When the boys first land on the island, their proper English manners and habits are still deeply ingrained. Faced with the prospect of having to kill a pig because everyone is hungry, Jack is unable to follow through, “because of the enormity of the knife descending and cutting into living flesh; because of the unbearable blood.” Only two chapters later, however, Jack slits a pig’s throat and proudly comes back to the camp with the “knowledge that they had outwitted a living thing, imposed their will upon it, taken away its life like a long satisfying drink.”
When the “littluns” start to worry that there is a beast lurking around the island, panic spreads throughout the camp and Jack decides to take the head of the pig they killed and present it as an offering to appease the beast. The pig’s head, which they call the Lord of the Flies, comes to represent chaos and disorder, savagery and the instinctual brutality of human nature (I learned only recently that the literal translation of Beelzebub is “lord of the flies”).
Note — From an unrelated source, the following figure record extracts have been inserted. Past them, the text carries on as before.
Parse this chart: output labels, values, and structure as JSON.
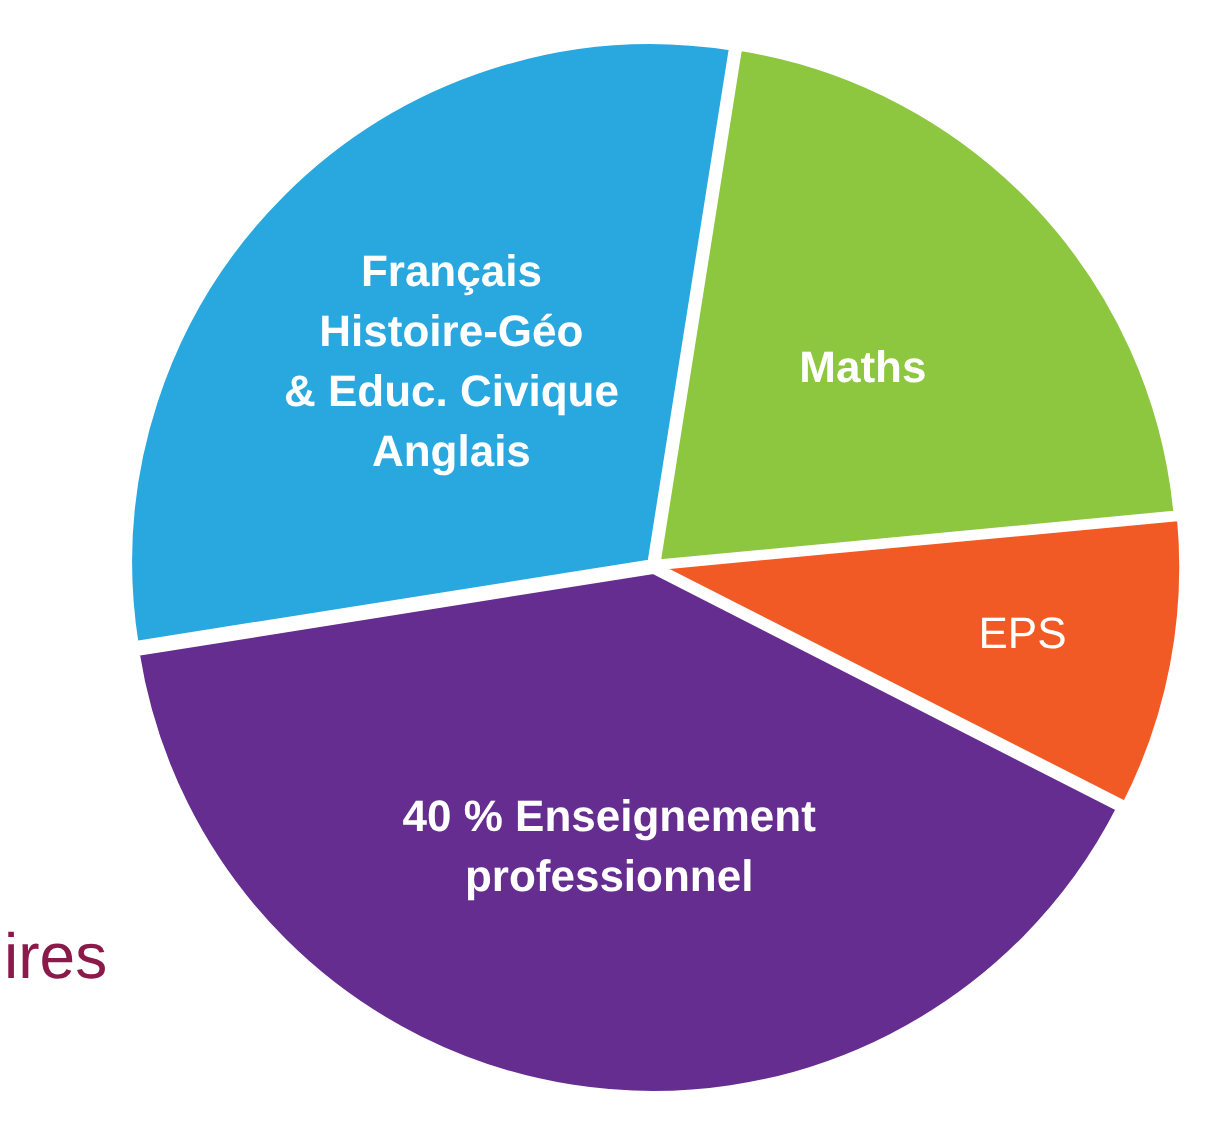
{
  "chart_data": {
    "type": "pie",
    "categories": [
      "Maths",
      "EPS",
      "40 % Enseignement\nprofessionnel",
      "Français\nHistoire-Géo\n& Educ. Civique\nAnglais"
    ],
    "values": [
      21,
      9,
      40,
      30
    ],
    "colors": [
      "#8dc63f",
      "#f15a24",
      "#662d91",
      "#29a8e0"
    ],
    "legend": false,
    "annotations": [
      "ires"
    ]
  }
}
The image is so powerful, both in film and in writing, that even now, having de-faced countless pigs’ heads at the Meat Hook, I still think about Lord of the Flies every time I do it.
The truth is, pigs’ heads are absolutely delicious if you are willing to take the time to prepare them the right way. It seems intimidating, but it’s much easier than you would expect.
LORD OF THE FLIES
Porchetta di Testa
Most local butcher shops have pigs’ heads on hand, and if not, they will usually be happy to special-order one for you. For this recipe, ask your butcher to take the meat off the head in one piece and clean it of all the glands. Then all that’s left to do is spice it, tie it up as you would a roast, and cook it. It goes great over a bed of lentils, potatoes, or stewed greens.
Serves 8 to 10
Meat of 1 pig’s head, all in one piece, including ears and tongue, cleaned of all glands (about 7 pounds of meat)
4 tablespoons kosher salt
1 tablespoon plus 1 teaspoon fennel seeds, toasted
2¼ teaspoons freshly ground black pepper
1½ teaspoons crushed red pepper
Finely chopped leaves of 2 rosemary sprigs
Finely chopped leaves of 2 thyme sprigs
15 garlic cloves, put through a garlic press
Zest of 2 lemons plus 1 tablespoon lemon juice
1 teaspoon plus 2 tablespoons olive oil, divided
First, you’re going to clean the meat up a bit, which includes shaving the outside meat
with a razor if there is any hair (come on, it’s fun!). Also make sure that there are no glands, and that the hard collagen from the nostrils and ear canals are cut out—your butcher should have done this for you, but it doesn’t hurt to check. Now, in a large mortar, combine 2 tablespoons of the salt and the rest of the ingredients except the 2 tablespoons oil and mash them up with a pestle until a nice paste forms.
Spread the face meat in front of you, skin-side down. Tuck the ears backward, up through the eyeholes, so that the holes are covered, and flatten them out. Rub the seasoning paste all over the meat. Lay the tongue flat along the inside of the snout and rub it with any remaining seasoning paste.
Starting with the jowl on one side, roll up the meat like a jelly roll. Tie the cylinder tightly with twine as you would a roast, set it in a roasting pan on a roasting rack, and place it in the refrigerator, uncovered, to cure overnight. The next day, take the roast out and let it sit at room temperature for 1½ hours.
Preheat the oven to 450°F.
Rub the outside of the roast with the remaining 2 tablespoons salt and roast for 20 minutes.